The Supreme Court today refused to entertain a plea seeking a direction to the poll panel to nullify an election result and conduct fresh poll if NOTA gets the maximum votes in a constituency.
A bench of Chief Justice Dipak Misra and Justices A M Khanwilkar and D Y Chandrachud allowed the petitioner to withdraw the plea which had also sought a direction to the Election Commission of India (ECI) to restrict those candidates and political parties, whose election have been nullified, from taking part in fresh polls.
The apex court termed the suggestions as “unworkable” and said “we cannot destroy our democracy just like that... holding an election in our country is a very serious and expensive business.
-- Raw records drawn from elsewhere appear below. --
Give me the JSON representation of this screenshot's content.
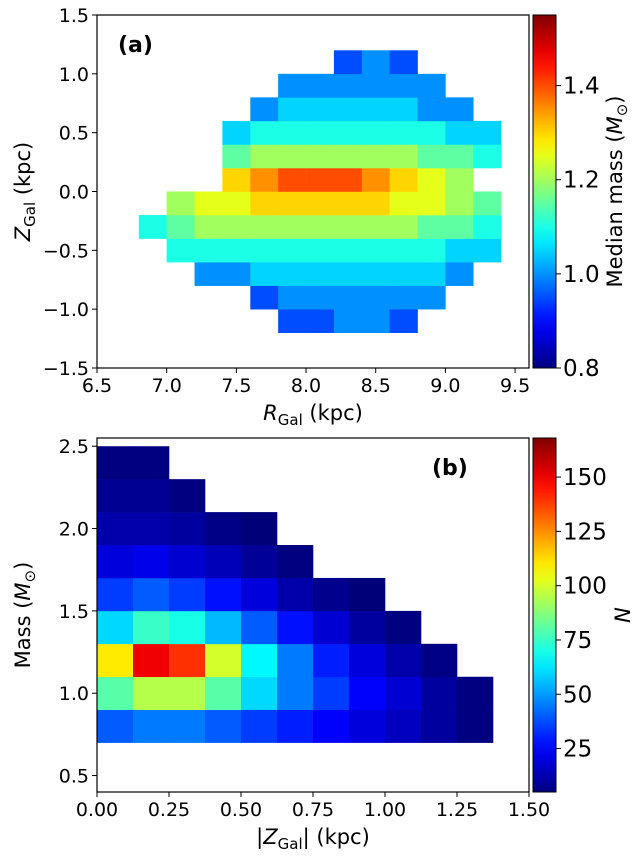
{
  "chart_data": [
    {
      "type": "heatmap",
      "colormap": "jet",
      "annotation": "(a)",
      "xlabel": [
        "R",
        "Gal",
        " (kpc)"
      ],
      "ylabel": [
        "Z",
        "Gal",
        " (kpc)"
      ],
      "colorbar_label": [
        "Median mass (",
        "M",
        "⊙",
        ")"
      ],
      "xlim": [
        6.5,
        9.6
      ],
      "ylim": [
        -1.5,
        1.5
      ],
      "xticks": [
        6.5,
        {
          "value": 7,
          "label": "7.0"
        },
        7.5,
        {
          "value": 8,
          "label": "8.0"
        },
        8.5,
        {
          "value": 9,
          "label": "9.0"
        },
        9.5
      ],
      "yticks": [
        {
          "value": -1.5,
          "label": "−1.5"
        },
        {
          "value": -1,
          "label": "−1.0"
        },
        {
          "value": -0.5,
          "label": "−0.5"
        },
        {
          "value": 0,
          "label": "0.0"
        },
        0.5,
        {
          "value": 1,
          "label": "1.0"
        },
        1.5
      ],
      "clim": [
        0.8,
        1.55
      ],
      "cticks": [
        0.8,
        {
          "value": 1,
          "label": "1.0"
        },
        1.2,
        1.4
      ],
      "x_edges": [
        6.8,
        7.0,
        7.2,
        7.4,
        7.6,
        7.8,
        8.0,
        8.2,
        8.4,
        8.6,
        8.8,
        9.0,
        9.2,
        9.4,
        9.6
      ],
      "y_edges": [
        -1.2,
        -1.0,
        -0.8,
        -0.6,
        -0.4,
        -0.2,
        0,
        0.2,
        0.4,
        0.6,
        0.8,
        1.0,
        1.2
      ],
      "z": [
        [
          null,
          null,
          null,
          null,
          null,
          0.95,
          0.95,
          1.0,
          1.0,
          0.95,
          null,
          null,
          null,
          null
        ],
        [
          null,
          null,
          null,
          null,
          0.95,
          1.0,
          1.0,
          1.0,
          1.0,
          1.0,
          1.0,
          null,
          null,
          null
        ],
        [
          null,
          null,
          1.0,
          1.0,
          1.05,
          1.05,
          1.05,
          1.05,
          1.05,
          1.05,
          1.05,
          1.0,
          null,
          null
        ],
        [
          null,
          1.1,
          1.1,
          1.1,
          1.1,
          1.1,
          1.1,
          1.1,
          1.1,
          1.1,
          1.1,
          1.05,
          1.05,
          null
        ],
        [
          1.1,
          1.15,
          1.2,
          1.2,
          1.2,
          1.2,
          1.2,
          1.2,
          1.2,
          1.2,
          1.15,
          1.15,
          1.1,
          null
        ],
        [
          null,
          1.2,
          1.25,
          1.25,
          1.3,
          1.3,
          1.3,
          1.3,
          1.3,
          1.25,
          1.25,
          1.2,
          1.15,
          null
        ],
        [
          null,
          null,
          null,
          1.3,
          1.35,
          1.4,
          1.4,
          1.4,
          1.35,
          1.3,
          1.25,
          1.2,
          null,
          null
        ],
        [
          null,
          null,
          null,
          1.15,
          1.2,
          1.2,
          1.2,
          1.2,
          1.2,
          1.2,
          1.15,
          1.15,
          1.1,
          null
        ],
        [
          null,
          null,
          null,
          1.05,
          1.1,
          1.1,
          1.1,
          1.1,
          1.1,
          1.1,
          1.1,
          1.05,
          1.05,
          null
        ],
        [
          null,
          null,
          null,
          null,
          1.0,
          1.05,
          1.05,
          1.05,
          1.05,
          1.05,
          1.0,
          1.0,
          null,
          null
        ],
        [
          null,
          null,
          null,
          null,
          null,
          1.0,
          1.0,
          1.0,
          1.0,
          1.0,
          1.0,
          null,
          null,
          null
        ],
        [
          null,
          null,
          null,
          null,
          null,
          null,
          null,
          0.95,
          1.0,
          0.95,
          null,
          null,
          null,
          null
        ]
      ]
    },
    {
      "type": "heatmap",
      "colormap": "jet",
      "annotation": "(b)",
      "xlabel": [
        "|",
        "Z",
        "Gal",
        "| (kpc)"
      ],
      "ylabel": [
        "Mass (",
        "M",
        "⊙",
        ")"
      ],
      "colorbar_label": [
        "N"
      ],
      "xlim": [
        0,
        1.5
      ],
      "ylim": [
        0.4,
        2.55
      ],
      "xticks": [
        {
          "value": 0,
          "label": "0.00"
        },
        {
          "value": 0.25,
          "label": "0.25"
        },
        {
          "value": 0.5,
          "label": "0.50"
        },
        {
          "value": 0.75,
          "label": "0.75"
        },
        {
          "value": 1,
          "label": "1.00"
        },
        {
          "value": 1.25,
          "label": "1.25"
        },
        {
          "value": 1.5,
          "label": "1.50"
        }
      ],
      "yticks": [
        0.5,
        {
          "value": 1,
          "label": "1.0"
        },
        1.5,
        {
          "value": 2,
          "label": "2.0"
        },
        2.5
      ],
      "clim": [
        5,
        168
      ],
      "cticks": [
        25,
        50,
        75,
        100,
        125,
        150
      ],
      "x_edges": [
        0,
        0.125,
        0.25,
        0.375,
        0.5,
        0.625,
        0.75,
        0.875,
        1.0,
        1.125,
        1.25,
        1.375,
        1.5
      ],
      "y_edges": [
        0.7,
        0.9,
        1.1,
        1.3,
        1.5,
        1.7,
        1.9,
        2.1,
        2.3,
        2.5
      ],
      "z": [
        [
          40,
          45,
          45,
          40,
          35,
          30,
          25,
          20,
          15,
          10,
          5,
          null
        ],
        [
          80,
          95,
          95,
          80,
          60,
          45,
          35,
          25,
          18,
          10,
          5,
          null
        ],
        [
          110,
          150,
          140,
          100,
          65,
          45,
          30,
          20,
          12,
          6,
          null,
          null
        ],
        [
          60,
          75,
          70,
          55,
          40,
          28,
          18,
          10,
          5,
          null,
          null,
          null
        ],
        [
          35,
          40,
          35,
          28,
          20,
          12,
          7,
          4,
          null,
          null,
          null,
          null
        ],
        [
          20,
          22,
          18,
          14,
          9,
          5,
          null,
          null,
          null,
          null,
          null,
          null
        ],
        [
          12,
          12,
          10,
          6,
          4,
          null,
          null,
          null,
          null,
          null,
          null,
          null
        ],
        [
          8,
          8,
          5,
          null,
          null,
          null,
          null,
          null,
          null,
          null,
          null,
          null
        ],
        [
          5,
          5,
          null,
          null,
          null,
          null,
          null,
          null,
          null,
          null,
          null,
          null
        ]
      ]
    }
  ]
}
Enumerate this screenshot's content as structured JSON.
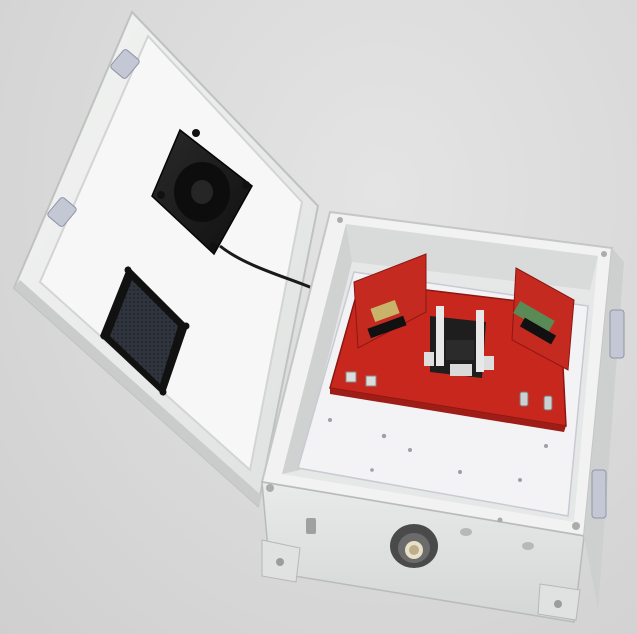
{
  "scene": {
    "subject": "open-electronics-enclosure-render",
    "colors": {
      "background": "#d9d9d9",
      "enclosure": "#eef0ee",
      "enclosure_shadow": "#c9cccb",
      "pcb": "#c8271e",
      "pcb_dark": "#9e1d16",
      "fan": "#1b1b1b",
      "grille": "#2a2d35",
      "plate": "#f4f4f6",
      "heatsink": "#1e1e1e",
      "gland": "#5b5b5b",
      "latch": "#b8bfd0"
    },
    "icons": [
      "fan-icon",
      "vent-grille-icon",
      "cable-gland-icon",
      "latch-icon"
    ]
  }
}
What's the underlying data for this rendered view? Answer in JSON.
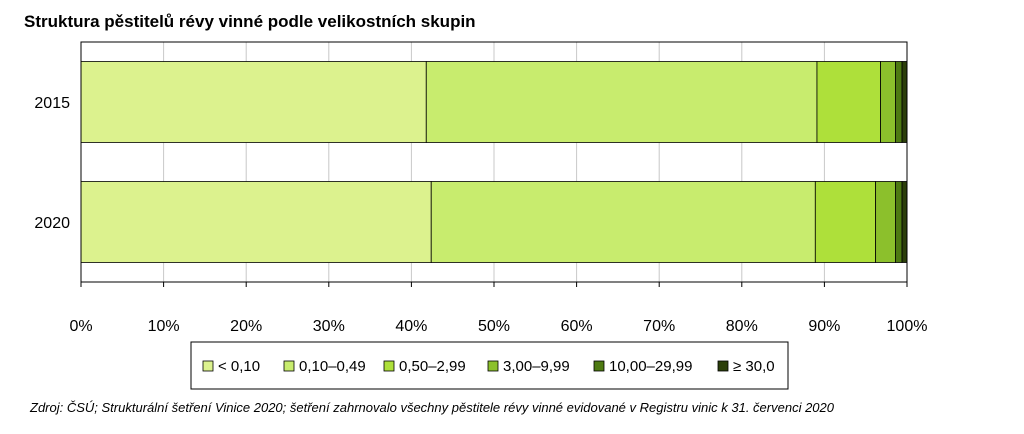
{
  "chart_data": {
    "type": "bar",
    "orientation": "horizontal",
    "stacked": true,
    "title": "Struktura pěstitelů révy vinné podle velikostních skupin",
    "categories": [
      "2015",
      "2020"
    ],
    "series": [
      {
        "name": "< 0,10",
        "values": [
          41.8,
          42.4
        ],
        "color": "#dcf28e"
      },
      {
        "name": "0,10–0,49",
        "values": [
          47.3,
          46.5
        ],
        "color": "#c8ec6e"
      },
      {
        "name": "0,50–2,99",
        "values": [
          7.7,
          7.3
        ],
        "color": "#aee03a"
      },
      {
        "name": "3,00–9,99",
        "values": [
          1.8,
          2.4
        ],
        "color": "#8cc02c"
      },
      {
        "name": "10,00–29,99",
        "values": [
          0.8,
          0.8
        ],
        "color": "#4e7a12"
      },
      {
        "name": "≥ 30,0",
        "values": [
          0.6,
          0.6
        ],
        "color": "#2c3f0a"
      }
    ],
    "xlim": [
      0,
      100
    ],
    "xticks": [
      "0%",
      "10%",
      "20%",
      "30%",
      "40%",
      "50%",
      "60%",
      "70%",
      "80%",
      "90%",
      "100%"
    ],
    "grid": "vertical",
    "legend": "bottom",
    "source": "Zdroj: ČSÚ; Strukturální šetření Vinice 2020; šetření zahrnovalo všechny pěstitele révy vinné evidované v Registru vinic k 31. červenci 2020"
  }
}
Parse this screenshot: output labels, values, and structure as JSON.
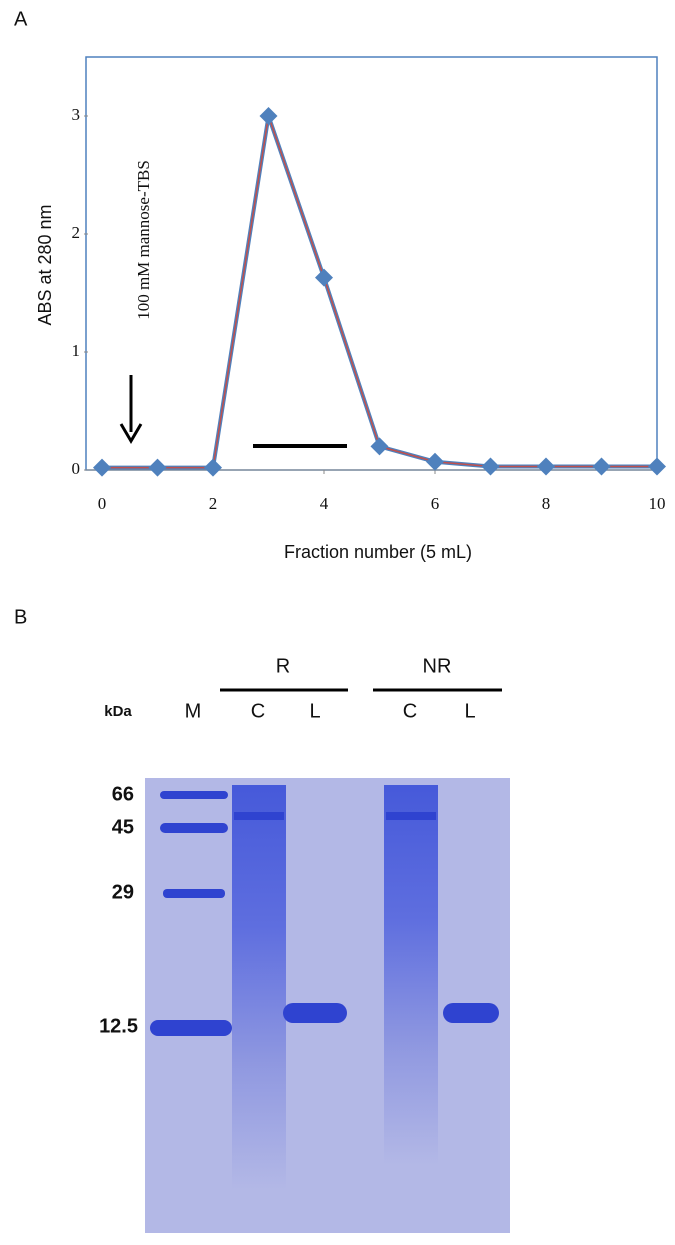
{
  "panel_labels": [
    "A",
    "B"
  ],
  "chart_data": {
    "type": "line",
    "x_label": "Fraction number (5 mL)",
    "y_label": "ABS at 280 nm",
    "annotation": "100 mM mannose-TBS",
    "x": [
      0,
      1,
      2,
      3,
      4,
      5,
      6,
      7,
      8,
      9,
      10
    ],
    "series": [
      {
        "color": "#4f81bd",
        "line_color": "#c0504d",
        "values": [
          0.02,
          0.02,
          0.02,
          3.0,
          1.63,
          0.2,
          0.07,
          0.03,
          0.03,
          0.03,
          0.03
        ]
      }
    ],
    "xlim": [
      0,
      10
    ],
    "ylim": [
      0,
      3.5
    ],
    "xticks": [
      0,
      2,
      4,
      6,
      8,
      10
    ],
    "yticks": [
      0,
      1,
      2,
      3
    ],
    "grid": false
  },
  "gel": {
    "unit_label": "kDa",
    "marker_lane": "M",
    "groups": [
      {
        "label": "R",
        "lanes": [
          "C",
          "L"
        ]
      },
      {
        "label": "NR",
        "lanes": [
          "C",
          "L"
        ]
      }
    ],
    "marker_sizes": [
      "66",
      "45",
      "29",
      "12.5"
    ]
  }
}
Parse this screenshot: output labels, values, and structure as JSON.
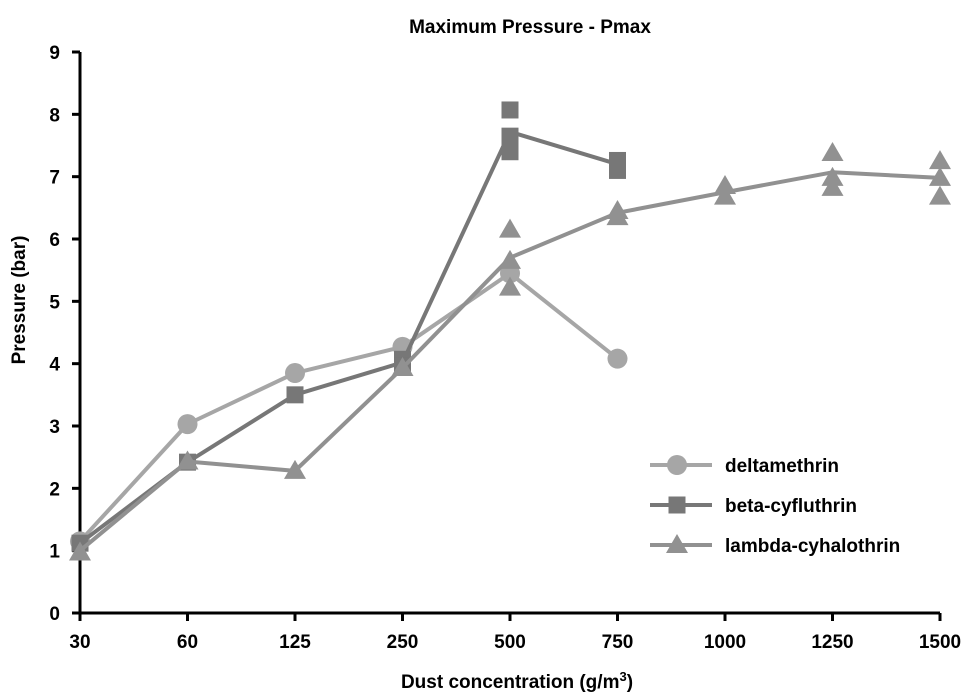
{
  "chart_data": {
    "type": "line",
    "title": "Maximum Pressure - Pmax",
    "xlabel": "Dust concentration (g/m",
    "xlabel_sup": "3",
    "xlabel_end": ")",
    "ylabel": "Pressure (bar)",
    "categories": [
      "30",
      "60",
      "125",
      "250",
      "500",
      "750",
      "1000",
      "1250",
      "1500"
    ],
    "ylim": [
      0,
      9
    ],
    "yticks": [
      "0",
      "1",
      "2",
      "3",
      "4",
      "5",
      "6",
      "7",
      "8",
      "9"
    ],
    "grid": false,
    "legend_position": "bottom-right",
    "series": [
      {
        "name": "deltamethrin",
        "marker": "circle",
        "color": "#a6a6a6",
        "line": [
          [
            0,
            1.15
          ],
          [
            1,
            3.03
          ],
          [
            2,
            3.85
          ],
          [
            3,
            4.27
          ],
          [
            4,
            5.45
          ],
          [
            5,
            4.08
          ]
        ],
        "points": [
          [
            0,
            1.15
          ],
          [
            1,
            3.03
          ],
          [
            2,
            3.85
          ],
          [
            3,
            4.27
          ],
          [
            4,
            5.45
          ],
          [
            5,
            4.08
          ]
        ]
      },
      {
        "name": "beta-cyfluthrin",
        "marker": "square",
        "color": "#777777",
        "line": [
          [
            0,
            1.12
          ],
          [
            1,
            2.42
          ],
          [
            2,
            3.5
          ],
          [
            3,
            4.02
          ],
          [
            4,
            7.72
          ],
          [
            5,
            7.2
          ]
        ],
        "points": [
          [
            0,
            1.12
          ],
          [
            1,
            2.42
          ],
          [
            2,
            3.5
          ],
          [
            3,
            4.07
          ],
          [
            3,
            3.97
          ],
          [
            4,
            8.07
          ],
          [
            4,
            7.65
          ],
          [
            4,
            7.4
          ],
          [
            5,
            7.26
          ],
          [
            5,
            7.1
          ]
        ]
      },
      {
        "name": "lambda-cyhalothrin",
        "marker": "triangle",
        "color": "#919191",
        "line": [
          [
            0,
            1.0
          ],
          [
            1,
            2.43
          ],
          [
            2,
            2.28
          ],
          [
            3,
            3.93
          ],
          [
            4,
            5.7
          ],
          [
            5,
            6.42
          ],
          [
            6,
            6.75
          ],
          [
            7,
            7.07
          ],
          [
            8,
            6.98
          ]
        ],
        "points": [
          [
            0,
            0.97
          ],
          [
            1,
            2.43
          ],
          [
            2,
            2.28
          ],
          [
            3,
            3.93
          ],
          [
            4,
            6.15
          ],
          [
            4,
            5.65
          ],
          [
            4,
            5.22
          ],
          [
            5,
            6.45
          ],
          [
            5,
            6.35
          ],
          [
            6,
            6.85
          ],
          [
            6,
            6.68
          ],
          [
            7,
            7.38
          ],
          [
            7,
            6.98
          ],
          [
            7,
            6.82
          ],
          [
            8,
            7.25
          ],
          [
            8,
            6.98
          ],
          [
            8,
            6.68
          ]
        ]
      }
    ]
  }
}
Today we cannot say that unless a person gets 51 per cent of votes, he cannot be declared elected.”
Sensing the mood of the court favouring dismissing the plea, petitioner advocate Ashwini Kumar Upadhyay, also a Delhi BJP spokesperson, chose to withdraw the petition.
The petition had also said the right to reject and elect a new candidate will give power to the people to express their discontent.
The Right to Reject was first proposed by the Law Commission in its 170th report in 1999 as part of its ‘Alternative Method of Election’. It had also suggested that the contesting candidates should be declared elected only if they have obtained 51 per cent of all valid votes.
The PIL wanted the Union government to implement the Law Commission recommendations to ensure free and fair polls.